Panama City Republican Sen. Jay Trumbull presented the bill (SB 1354), which was swapped out for its House companion (HB 633) sponsored by Tampa Republican Rep. Traci Koster. The House approved that bill last week, making its next stop the Governor’s Office.
Trumbull said the bill would enhance transparency and accountability of behavioral health managing entities by requiring regular audits.
“We cannot manage what we do not measure, and this is a great opportunity for the state to understand where our dollars are going and how we can better manage outcomes,” Trumbull said.
St. Petersburg Democratic Sen. Darryl Rouson thanked Trumbull for the legislation.
“Everything that we fund, that we send money, should be accountable and transparent with how it operates,” Rouson said.
Natalie Kelly, CEO of the Florida Association of Managing Entities said her group welcomes the change.
“We applaud the Florida Legislature for passing legislation championing additional transparency within Florida’s behavioral health safety net system, which will show the return on investment of taxpayer dollars achieved by the Managing Entities,” Kelly said.
“On behalf of Florida’s seven Behavioral Health Managing Entities, which oversee the system, we welcome all measures to provide Floridians with the transparency and accountability they deserve so they can see the return on investment of their taxpayer dollars.”
Under the bill, the Department of Children and Families (DCF) would contract for operational and financial audits of managing entities and would analyze the data provided.
Audits would need to include a review of business practices, personnel, financial records, compensation, services administered, the method of provider payment, expenditures, outcomes, referral patterns and referral volume, provider referral assignments, and key performance measures.

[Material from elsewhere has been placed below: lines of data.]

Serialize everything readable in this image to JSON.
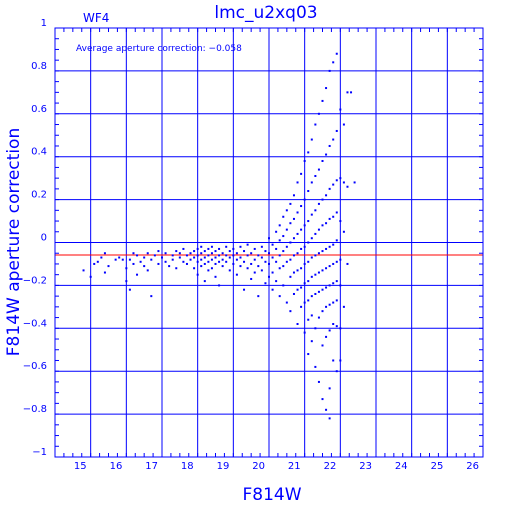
{
  "chart_data": {
    "type": "scatter",
    "title": "lmc_u2xq03",
    "subtitle": "WF4",
    "xlabel": "F814W",
    "ylabel": "F814W aperture correction",
    "xlim": [
      14,
      26
    ],
    "ylim": [
      -1,
      1
    ],
    "x_ticks": [
      15,
      16,
      17,
      18,
      19,
      20,
      21,
      22,
      23,
      24,
      25,
      26
    ],
    "y_ticks": [
      -1,
      -0.8,
      -0.6,
      -0.4,
      -0.2,
      0,
      0.2,
      0.4,
      0.6,
      0.8,
      1
    ],
    "y_tick_labels": [
      "−1",
      "−0.8",
      "−0.6",
      "−0.4",
      "−0.2",
      "0",
      "0.2",
      "0.4",
      "0.6",
      "0.8",
      "1"
    ],
    "grid": true,
    "annotation": "Average aperture correction:  −0.058",
    "reference_line": {
      "y": -0.058,
      "color": "#ff0000"
    },
    "colors": {
      "axis": "#0000ff",
      "points": "#0000ff",
      "reference": "#ff0000",
      "background": "#ffffff"
    },
    "points": [
      [
        14.8,
        -0.13
      ],
      [
        15.0,
        -0.16
      ],
      [
        15.1,
        -0.1
      ],
      [
        15.2,
        -0.09
      ],
      [
        15.3,
        -0.07
      ],
      [
        15.4,
        -0.05
      ],
      [
        15.4,
        -0.14
      ],
      [
        15.5,
        -0.11
      ],
      [
        15.7,
        -0.08
      ],
      [
        15.8,
        -0.07
      ],
      [
        15.9,
        -0.08
      ],
      [
        16.0,
        -0.12
      ],
      [
        16.0,
        -0.18
      ],
      [
        16.1,
        -0.22
      ],
      [
        16.1,
        -0.08
      ],
      [
        16.2,
        -0.05
      ],
      [
        16.2,
        -0.1
      ],
      [
        16.3,
        -0.06
      ],
      [
        16.3,
        -0.15
      ],
      [
        16.4,
        -0.09
      ],
      [
        16.5,
        -0.07
      ],
      [
        16.5,
        -0.11
      ],
      [
        16.6,
        -0.05
      ],
      [
        16.6,
        -0.13
      ],
      [
        16.7,
        -0.08
      ],
      [
        16.7,
        -0.25
      ],
      [
        16.8,
        -0.06
      ],
      [
        16.9,
        -0.1
      ],
      [
        16.9,
        -0.04
      ],
      [
        17.0,
        -0.07
      ],
      [
        17.1,
        -0.09
      ],
      [
        17.1,
        -0.05
      ],
      [
        17.2,
        -0.11
      ],
      [
        17.3,
        -0.06
      ],
      [
        17.3,
        -0.08
      ],
      [
        17.4,
        -0.04
      ],
      [
        17.4,
        -0.12
      ],
      [
        17.5,
        -0.07
      ],
      [
        17.5,
        -0.05
      ],
      [
        17.6,
        -0.09
      ],
      [
        17.6,
        -0.03
      ],
      [
        17.7,
        -0.06
      ],
      [
        17.7,
        -0.1
      ],
      [
        17.8,
        -0.05
      ],
      [
        17.8,
        -0.08
      ],
      [
        17.9,
        -0.04
      ],
      [
        17.9,
        -0.07
      ],
      [
        17.9,
        -0.12
      ],
      [
        18.0,
        -0.03
      ],
      [
        18.0,
        -0.06
      ],
      [
        18.0,
        -0.09
      ],
      [
        18.0,
        -0.15
      ],
      [
        18.1,
        -0.02
      ],
      [
        18.1,
        -0.05
      ],
      [
        18.1,
        -0.08
      ],
      [
        18.1,
        -0.11
      ],
      [
        18.2,
        -0.04
      ],
      [
        18.2,
        -0.07
      ],
      [
        18.2,
        -0.1
      ],
      [
        18.2,
        -0.18
      ],
      [
        18.3,
        -0.03
      ],
      [
        18.3,
        -0.06
      ],
      [
        18.3,
        -0.09
      ],
      [
        18.3,
        -0.13
      ],
      [
        18.4,
        -0.02
      ],
      [
        18.4,
        -0.05
      ],
      [
        18.4,
        -0.08
      ],
      [
        18.4,
        -0.12
      ],
      [
        18.5,
        -0.04
      ],
      [
        18.5,
        -0.07
      ],
      [
        18.5,
        -0.1
      ],
      [
        18.5,
        -0.16
      ],
      [
        18.6,
        -0.03
      ],
      [
        18.6,
        -0.06
      ],
      [
        18.6,
        -0.09
      ],
      [
        18.6,
        -0.2
      ],
      [
        18.7,
        -0.05
      ],
      [
        18.7,
        -0.08
      ],
      [
        18.7,
        -0.11
      ],
      [
        18.8,
        -0.02
      ],
      [
        18.8,
        -0.06
      ],
      [
        18.8,
        -0.09
      ],
      [
        18.9,
        -0.04
      ],
      [
        18.9,
        -0.07
      ],
      [
        18.9,
        -0.13
      ],
      [
        19.0,
        -0.03
      ],
      [
        19.0,
        -0.06
      ],
      [
        19.0,
        -0.1
      ],
      [
        19.1,
        -0.05
      ],
      [
        19.1,
        -0.08
      ],
      [
        19.1,
        -0.15
      ],
      [
        19.2,
        -0.02
      ],
      [
        19.2,
        -0.07
      ],
      [
        19.2,
        -0.11
      ],
      [
        19.3,
        -0.04
      ],
      [
        19.3,
        -0.09
      ],
      [
        19.3,
        -0.22
      ],
      [
        19.4,
        -0.06
      ],
      [
        19.4,
        -0.12
      ],
      [
        19.4,
        -0.01
      ],
      [
        19.5,
        -0.05
      ],
      [
        19.5,
        -0.1
      ],
      [
        19.5,
        -0.17
      ],
      [
        19.6,
        -0.03
      ],
      [
        19.6,
        -0.08
      ],
      [
        19.6,
        -0.14
      ],
      [
        19.7,
        -0.06
      ],
      [
        19.7,
        -0.11
      ],
      [
        19.7,
        -0.25
      ],
      [
        19.8,
        -0.02
      ],
      [
        19.8,
        -0.07
      ],
      [
        19.8,
        -0.13
      ],
      [
        19.9,
        -0.04
      ],
      [
        19.9,
        -0.09
      ],
      [
        19.9,
        -0.19
      ],
      [
        20.0,
        0.02
      ],
      [
        20.0,
        -0.05
      ],
      [
        20.0,
        -0.1
      ],
      [
        20.0,
        -0.16
      ],
      [
        20.1,
        -0.01
      ],
      [
        20.1,
        -0.07
      ],
      [
        20.1,
        -0.14
      ],
      [
        20.1,
        -0.22
      ],
      [
        20.2,
        0.05
      ],
      [
        20.2,
        -0.03
      ],
      [
        20.2,
        -0.09
      ],
      [
        20.2,
        -0.18
      ],
      [
        20.3,
        0.08
      ],
      [
        20.3,
        0.01
      ],
      [
        20.3,
        -0.06
      ],
      [
        20.3,
        -0.12
      ],
      [
        20.3,
        -0.25
      ],
      [
        20.4,
        0.12
      ],
      [
        20.4,
        0.03
      ],
      [
        20.4,
        -0.04
      ],
      [
        20.4,
        -0.11
      ],
      [
        20.4,
        -0.2
      ],
      [
        20.5,
        0.15
      ],
      [
        20.5,
        0.06
      ],
      [
        20.5,
        -0.02
      ],
      [
        20.5,
        -0.09
      ],
      [
        20.5,
        -0.28
      ],
      [
        20.6,
        0.18
      ],
      [
        20.6,
        0.09
      ],
      [
        20.6,
        0.0
      ],
      [
        20.6,
        -0.08
      ],
      [
        20.6,
        -0.16
      ],
      [
        20.6,
        -0.32
      ],
      [
        20.7,
        0.22
      ],
      [
        20.7,
        0.11
      ],
      [
        20.7,
        0.02
      ],
      [
        20.7,
        -0.06
      ],
      [
        20.7,
        -0.14
      ],
      [
        20.7,
        -0.24
      ],
      [
        20.8,
        0.28
      ],
      [
        20.8,
        0.14
      ],
      [
        20.8,
        0.04
      ],
      [
        20.8,
        -0.05
      ],
      [
        20.8,
        -0.13
      ],
      [
        20.8,
        -0.22
      ],
      [
        20.8,
        -0.38
      ],
      [
        20.9,
        0.32
      ],
      [
        20.9,
        0.17
      ],
      [
        20.9,
        0.06
      ],
      [
        20.9,
        -0.03
      ],
      [
        20.9,
        -0.12
      ],
      [
        20.9,
        -0.21
      ],
      [
        20.9,
        -0.3
      ],
      [
        21.0,
        0.38
      ],
      [
        21.0,
        0.2
      ],
      [
        21.0,
        0.08
      ],
      [
        21.0,
        -0.02
      ],
      [
        21.0,
        -0.1
      ],
      [
        21.0,
        -0.19
      ],
      [
        21.0,
        -0.28
      ],
      [
        21.0,
        -0.42
      ],
      [
        21.1,
        0.42
      ],
      [
        21.1,
        0.24
      ],
      [
        21.1,
        0.1
      ],
      [
        21.1,
        0.0
      ],
      [
        21.1,
        -0.09
      ],
      [
        21.1,
        -0.18
      ],
      [
        21.1,
        -0.27
      ],
      [
        21.1,
        -0.36
      ],
      [
        21.1,
        -0.52
      ],
      [
        21.2,
        0.48
      ],
      [
        21.2,
        0.28
      ],
      [
        21.2,
        0.13
      ],
      [
        21.2,
        0.02
      ],
      [
        21.2,
        -0.07
      ],
      [
        21.2,
        -0.16
      ],
      [
        21.2,
        -0.25
      ],
      [
        21.2,
        -0.34
      ],
      [
        21.2,
        -0.46
      ],
      [
        21.3,
        0.55
      ],
      [
        21.3,
        0.31
      ],
      [
        21.3,
        0.15
      ],
      [
        21.3,
        0.04
      ],
      [
        21.3,
        -0.06
      ],
      [
        21.3,
        -0.15
      ],
      [
        21.3,
        -0.24
      ],
      [
        21.3,
        -0.4
      ],
      [
        21.3,
        -0.58
      ],
      [
        21.4,
        0.6
      ],
      [
        21.4,
        0.34
      ],
      [
        21.4,
        0.18
      ],
      [
        21.4,
        0.06
      ],
      [
        21.4,
        -0.05
      ],
      [
        21.4,
        -0.14
      ],
      [
        21.4,
        -0.23
      ],
      [
        21.4,
        -0.35
      ],
      [
        21.4,
        -0.65
      ],
      [
        21.5,
        0.66
      ],
      [
        21.5,
        0.38
      ],
      [
        21.5,
        0.2
      ],
      [
        21.5,
        0.08
      ],
      [
        21.5,
        -0.04
      ],
      [
        21.5,
        -0.13
      ],
      [
        21.5,
        -0.22
      ],
      [
        21.5,
        -0.32
      ],
      [
        21.5,
        -0.48
      ],
      [
        21.5,
        -0.73
      ],
      [
        21.6,
        0.72
      ],
      [
        21.6,
        0.41
      ],
      [
        21.6,
        0.22
      ],
      [
        21.6,
        0.09
      ],
      [
        21.6,
        -0.03
      ],
      [
        21.6,
        -0.12
      ],
      [
        21.6,
        -0.21
      ],
      [
        21.6,
        -0.3
      ],
      [
        21.6,
        -0.44
      ],
      [
        21.6,
        -0.78
      ],
      [
        21.7,
        0.8
      ],
      [
        21.7,
        0.45
      ],
      [
        21.7,
        0.25
      ],
      [
        21.7,
        0.11
      ],
      [
        21.7,
        -0.02
      ],
      [
        21.7,
        -0.11
      ],
      [
        21.7,
        -0.2
      ],
      [
        21.7,
        -0.29
      ],
      [
        21.7,
        -0.41
      ],
      [
        21.7,
        -0.68
      ],
      [
        21.7,
        -0.82
      ],
      [
        21.8,
        0.84
      ],
      [
        21.8,
        0.48
      ],
      [
        21.8,
        0.27
      ],
      [
        21.8,
        0.12
      ],
      [
        21.8,
        -0.01
      ],
      [
        21.8,
        -0.1
      ],
      [
        21.8,
        -0.19
      ],
      [
        21.8,
        -0.28
      ],
      [
        21.8,
        -0.38
      ],
      [
        21.8,
        -0.55
      ],
      [
        21.9,
        0.88
      ],
      [
        21.9,
        0.52
      ],
      [
        21.9,
        0.29
      ],
      [
        21.9,
        0.14
      ],
      [
        21.9,
        0.01
      ],
      [
        21.9,
        -0.09
      ],
      [
        21.9,
        -0.18
      ],
      [
        21.9,
        -0.27
      ],
      [
        21.9,
        -0.39
      ],
      [
        21.9,
        -0.6
      ],
      [
        22.0,
        0.62
      ],
      [
        22.0,
        0.3
      ],
      [
        22.0,
        0.1
      ],
      [
        22.0,
        -0.08
      ],
      [
        22.0,
        -0.2
      ],
      [
        22.0,
        -0.4
      ],
      [
        22.0,
        -0.55
      ],
      [
        22.1,
        0.55
      ],
      [
        22.1,
        0.28
      ],
      [
        22.1,
        0.05
      ],
      [
        22.1,
        -0.3
      ],
      [
        22.2,
        0.7
      ],
      [
        22.2,
        0.26
      ],
      [
        22.2,
        -0.1
      ],
      [
        22.3,
        0.7
      ],
      [
        22.4,
        0.28
      ]
    ]
  }
}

Provider network participation information for DCF’s available bed platform, the Opioid Management System, and the Agency for Health Care Administration Event Notification Service would be required for audits, as well as information on provider network adequacy.
Managing entities would be required to compare administered services with outcomes of expenditures and add them into each audit of the entity’s expenditures and claims, including any Medicaid funding used for behavioral health services.
Claims paid by each managing entity for Medicaid recipients would need to be analyzed and include recommendations to improve the transparency of the system’s performance based on metrics and criteria. Performance standards would be established by both DCF and the managing entities.
DCF and managing entities would further work together to outline success strategies that would avoid admission from acute levels of care, jails, prisons and forensic facilities. These strategies also include ways to integrate behavioral health services within the child welfare system and addressing housing needs of individuals released from a facility who are homeless.
Managing entities would be required to report the numbers and percentages of high utilizers, individuals who receive outpatient services for behavioral health services, and emergency room visits.
Information on the number of individuals able to schedule an appointment within 24 hours, wait times, the incidence of medication errors in treatment plans, rate of readmission, and the number of adverse incidents such as self-harm in both in-patient and outpatient settings would also be reported.